Synthesis of Magnetite-Semiconductor-Metal Trimer Nanoparticles through Functional Modular Assembly: A Magnetically Separable Photocatalyst with Photothermic Enhancement for Water Reduction

Hybrid nanoparticles have intrinsic advantages to achieve better activity in photocatalysis compared to single component materials, as it can synergistically combine functional components, which promote light absorption, charge transportation, surface reaction, and catalyst regeneration. Through functional modular assembly, a rational and stepwise approach has been developed to construct Fe3O4-CdS-Au trimer nanoparticles and its derivatives as magnetically separable catalysts for photothermo-catalytic hydrogen evolution from water. In a typical step-by-step synthetic process, Fe3O4-Ag dimers, Fe3O4-Ag2S dimers, Fe3O4-CdS dimers, and Fe3O4-CdS-Au trimers were synthesized by seeding growth, sulfuration, ion exchange, and in situ reduction consequently. Following the same reaction route, a series of derivative trimer nanoparticles with alternative semi-conductor and metal were obtained for water-reduction reaction.
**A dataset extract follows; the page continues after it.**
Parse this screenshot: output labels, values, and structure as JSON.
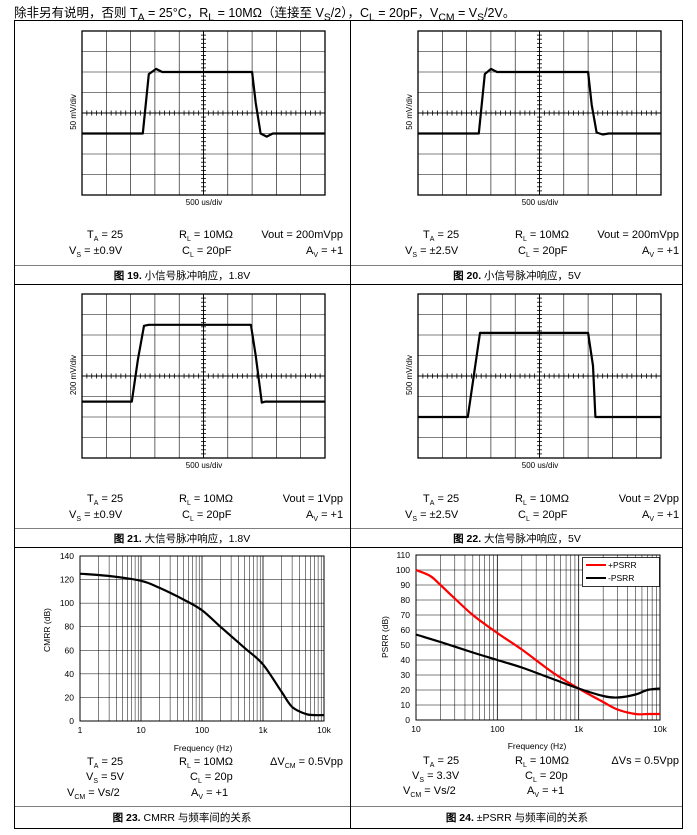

The experimental results show that the semiconductor acts as an active component for photocatalysis, the metal nanoparticle acts as a cocatalyst for enhancement of charge separation, and, the Fe3O4 component helps in the convenient separation of catalysts in magnetic-field and improves photocatalytic activity under near-infrared illumination due to photothermic effect.